Epidemiologist Michael Mina: ‘COVID is NOT over’

"It doesn’t mean things are remotely close to OK nor that it’s close to a time to move on."

Dr. Michael Mina, MD, PhD, in his Miami office. Angel Valentin / The Boston Globe
covid in mass

In many ways, the COVID-19 pandemic feels like it’s improving — kids are headed back to school without a universal masking requirement from the state, and the FDA approved boosters that target the current most common omicron strain — but epidemiologist Dr. Michael Mina wants to clarify that were are not on a “COVID-19 off-ramp.”

In the week beginning Aug. 25, Massachusetts reported 7,790 COVID-19 cases, with deaths increasing from 38 the previous week to 49, and the number of hospitalized individuals who are fully vaccinated increasing from 335 the previous week to 382. 
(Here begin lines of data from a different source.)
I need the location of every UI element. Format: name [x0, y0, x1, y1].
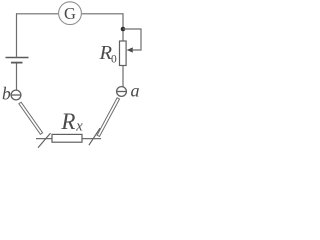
- svg-text:R: R: [60, 109, 75, 134]
- svg-text:x: x: [75, 119, 83, 135]
- svg-text:b: b: [2, 84, 11, 104]
- svg-text:G: G: [64, 4, 76, 23]
- svg-text:0: 0: [111, 54, 117, 66]
- svg-text:a: a: [131, 81, 140, 101]
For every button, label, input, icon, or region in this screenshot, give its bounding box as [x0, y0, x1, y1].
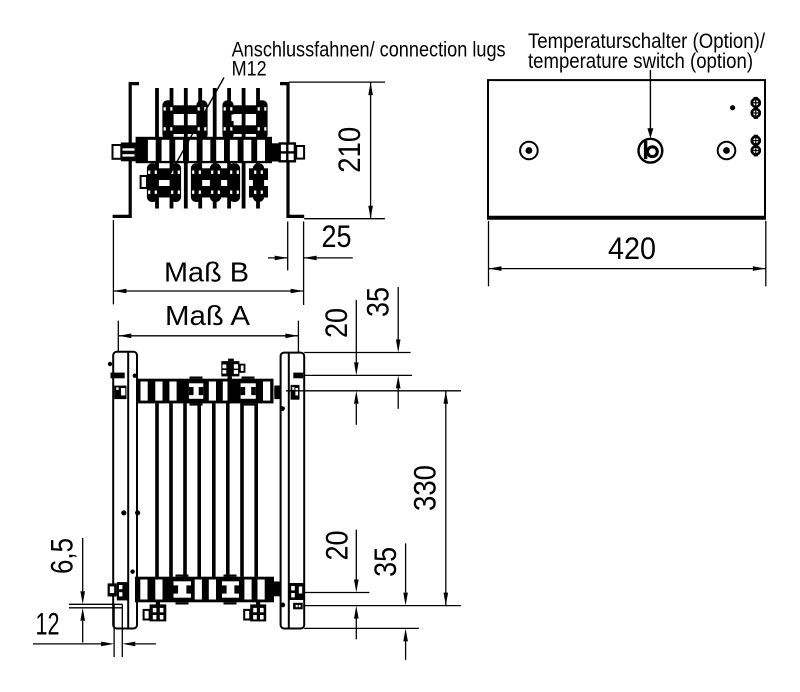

Mina, chief science officer at eMed and a former assistant professor of epidemiology at Harvard’s T. H. Chan School of Public Health, posted on Twitter that “SARS-2 isn’t leaving us.”


He said the idea of the pandemic off-ramp has been misunderstood. It’s built upon immunity, understanding the virus, and reducing critical urgencies, but that doesn’t mean COVID-19 is over.

Mina noted that the “defined pandemic” is behind us, but COVID-19 will continue to cause harm and death to many. Long COVID is another concern. And even though we’re doing things to improve, the virus is not behind us.

It won’t be for a long time, and we could still go backwards.

Mina said that most people’s understanding of the word pandemic is “mis-aligned.” Even when a virus exits pandemic status, it can’t be thought of as over.

“It doesn’t mean things are remotely close to OK nor that it’s close to a time to move on,” Mina said, suggesting that public officials, the medical community, and regular citizens have “much work” left to do limiting the spread of the virus, preventing new outbreaks, and building immunity levels.